Here’s guessing on Ben Rector’s musical influences. At first blush, he’s got the laidback vibe jam of Jack Johnson. On second listen, Rector’s working on that jazz-influence that shows up in John Mayer, especially the work with the Trio.
But here’s really what I’m guessing: Ben Rector’s been listening to Bruce Hornsby. Not the well-known, “The Way It Is” Hornsby when he was working with the Range on an Americana kind of feel in that “Mandolin Rain.” What I mean is that when Ben Rector sits down in front of his piano he’s very influenced by Hornsby’s jazzy jams of his later work.
2010’s Into the Morning seems to outshine 2011’s Something Like This. The previous album jumps out with its rhythms and variety. “The Beat” opens the album with a dance feel akin to Howard Jones played through that jazz-influenced Hornsby thing. The piano pounds out a urgency on “White Dress.” John Mayer’s back in the foreground of influence for “Out of My Head,” which features some nice falsetto from Rector on the chorus. Then things move ahead in tight jazz rhythms on “When I Get There,” rocking out, shimmying and shaking with just a touch of funk guitar and some nice organ work.

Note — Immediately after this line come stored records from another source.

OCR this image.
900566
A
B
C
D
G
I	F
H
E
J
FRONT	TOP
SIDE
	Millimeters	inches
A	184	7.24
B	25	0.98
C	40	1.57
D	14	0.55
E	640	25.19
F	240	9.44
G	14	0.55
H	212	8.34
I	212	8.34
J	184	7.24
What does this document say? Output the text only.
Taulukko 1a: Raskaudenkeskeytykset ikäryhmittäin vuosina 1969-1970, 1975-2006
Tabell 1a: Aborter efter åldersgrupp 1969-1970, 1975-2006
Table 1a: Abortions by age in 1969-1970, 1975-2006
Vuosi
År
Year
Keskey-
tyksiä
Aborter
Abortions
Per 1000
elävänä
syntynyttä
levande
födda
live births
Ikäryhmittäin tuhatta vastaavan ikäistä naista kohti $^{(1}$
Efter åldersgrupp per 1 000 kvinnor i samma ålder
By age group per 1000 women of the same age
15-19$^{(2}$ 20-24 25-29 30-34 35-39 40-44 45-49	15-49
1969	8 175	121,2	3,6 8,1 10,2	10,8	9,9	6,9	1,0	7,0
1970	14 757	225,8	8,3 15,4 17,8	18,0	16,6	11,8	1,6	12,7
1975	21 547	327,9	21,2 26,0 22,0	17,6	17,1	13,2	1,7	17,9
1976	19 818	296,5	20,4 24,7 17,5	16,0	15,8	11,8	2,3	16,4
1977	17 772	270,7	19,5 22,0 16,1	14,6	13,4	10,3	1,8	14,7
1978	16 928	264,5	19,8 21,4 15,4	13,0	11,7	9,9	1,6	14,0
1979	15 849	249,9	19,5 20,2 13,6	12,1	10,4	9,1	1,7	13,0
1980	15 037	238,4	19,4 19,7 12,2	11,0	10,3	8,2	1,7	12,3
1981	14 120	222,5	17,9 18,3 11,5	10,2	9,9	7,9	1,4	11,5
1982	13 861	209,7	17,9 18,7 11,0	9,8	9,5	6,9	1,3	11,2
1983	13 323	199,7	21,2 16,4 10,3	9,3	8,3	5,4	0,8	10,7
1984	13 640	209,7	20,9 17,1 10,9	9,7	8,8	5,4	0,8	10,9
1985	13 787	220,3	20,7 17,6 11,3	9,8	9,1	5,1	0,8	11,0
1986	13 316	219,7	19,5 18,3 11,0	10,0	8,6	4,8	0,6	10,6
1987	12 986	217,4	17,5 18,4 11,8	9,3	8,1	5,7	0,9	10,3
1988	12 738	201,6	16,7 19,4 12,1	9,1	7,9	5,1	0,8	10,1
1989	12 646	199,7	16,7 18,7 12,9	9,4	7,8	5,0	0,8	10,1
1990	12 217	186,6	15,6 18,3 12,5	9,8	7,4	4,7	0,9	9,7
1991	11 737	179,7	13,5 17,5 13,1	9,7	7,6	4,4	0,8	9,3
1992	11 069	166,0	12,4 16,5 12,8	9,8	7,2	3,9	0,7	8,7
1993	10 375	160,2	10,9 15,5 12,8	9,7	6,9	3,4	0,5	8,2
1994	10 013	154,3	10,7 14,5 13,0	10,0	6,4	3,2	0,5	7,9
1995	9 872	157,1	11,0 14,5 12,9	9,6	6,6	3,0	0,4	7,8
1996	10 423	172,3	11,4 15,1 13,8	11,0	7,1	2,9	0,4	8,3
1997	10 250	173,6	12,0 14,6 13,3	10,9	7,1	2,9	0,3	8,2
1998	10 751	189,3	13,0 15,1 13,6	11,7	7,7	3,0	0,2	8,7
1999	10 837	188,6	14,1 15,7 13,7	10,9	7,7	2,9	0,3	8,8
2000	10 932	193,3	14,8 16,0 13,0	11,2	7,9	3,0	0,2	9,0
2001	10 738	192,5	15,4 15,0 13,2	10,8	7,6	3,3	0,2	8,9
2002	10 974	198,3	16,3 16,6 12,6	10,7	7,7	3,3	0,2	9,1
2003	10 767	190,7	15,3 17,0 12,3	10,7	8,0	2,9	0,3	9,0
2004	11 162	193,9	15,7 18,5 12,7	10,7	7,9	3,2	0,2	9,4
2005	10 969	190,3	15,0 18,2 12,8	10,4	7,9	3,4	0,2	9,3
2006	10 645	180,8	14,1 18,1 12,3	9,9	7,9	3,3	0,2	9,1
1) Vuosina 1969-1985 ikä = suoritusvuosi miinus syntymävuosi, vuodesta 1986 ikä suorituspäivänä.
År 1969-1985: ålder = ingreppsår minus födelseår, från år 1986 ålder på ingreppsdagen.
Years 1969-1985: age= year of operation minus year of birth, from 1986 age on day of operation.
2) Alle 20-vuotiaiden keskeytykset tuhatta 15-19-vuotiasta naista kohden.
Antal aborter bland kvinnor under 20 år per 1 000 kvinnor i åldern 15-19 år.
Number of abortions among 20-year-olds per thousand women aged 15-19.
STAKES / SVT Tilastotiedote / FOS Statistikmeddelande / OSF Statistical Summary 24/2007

Something Like This, on the other hand, holds things back more, laying in the shadow of that John Mayer laidback jazz groove. It never hits a stride like “The Beat” or “When I Get There.” The album does open with the horn-laden, New Orleans kind of feel on “Let the Good Times Roll,” as if Harry Connick, Jr., showed up to give Rector a pointer. The much of the album stays in the same vein and doesn’t show the ebbs and flows of Into the Morning. You have to wade through that vein’s flow until track nine, “Way I Am,” breaks things open with a heavier, Coldplay-gets-a-jazz-influence feel. Finally, the album closes on those New Orleans horns for “Home,” a Gospel tune which says, “Good Lord Almighty, take me home/Wanna go home, just take me home/Back to the place where I belong/There ain’t nothing wrong with all the places I been/But Lord, won’t you take me home again.” Certainly a song to end the album, although it would’ve helped Something Like This to have some of its energy earlier in the track order.
Speaking of “Home” and its prayer-like quality, Rector’s lyrics can point to something beyond us, something spiritual. Back on Into the Morning, Rector sings achingly about what it feels like “When a Heart Breaks.” I appreciate his spiritual honesty when he says, “This isn’t easy/This isn’t clear/And you don’t need Jesus until you’re here/Then confusion and doubts you had up and walk away/When a heart breaks.” When a heart breaks is when we find that we need Jesus, and that’s when we stop doubting and learn to believe and have faith in God. Counter to what you might expect, I find that my faith has been most strengthened in those moments of confusion and pain. We might expect that only in times of blessing are we confident of God’s presence, but actually it’s just the opposite—the times when we’re in such need that we realize we must cling to something outside of ourselves. Of course, Rector simply sings the line over a haltingly hopeful piano, and it heads right to the soul.
On Something Like This, Rector sings a “Song for the Suburbs,” seemingly echoing my own thoughts about growing up in the sterile environment of the suburbs. It would be so easy to let those suburbs suck the life out of you and leave you with a soulless life. Rector, though, rails against that in jazz-inflected tones and charged pop soul:
‘Cause I wanna live until I die,
Don’t let the devil bury me alive,
When my heart stops, Let me go home,
Don’t let the suburbs kill my heart and soul, My heart and soul..
Rather than letting the suburbs take the spiritual out of you, the song is a rallying cry for faith perhaps, a cry to live fully in Jesus, a cry to live out our days tasting God’s love for us and for others. We need these kind of rallying cries, and Rector’s song certainly serves up the soul for the suburbanite.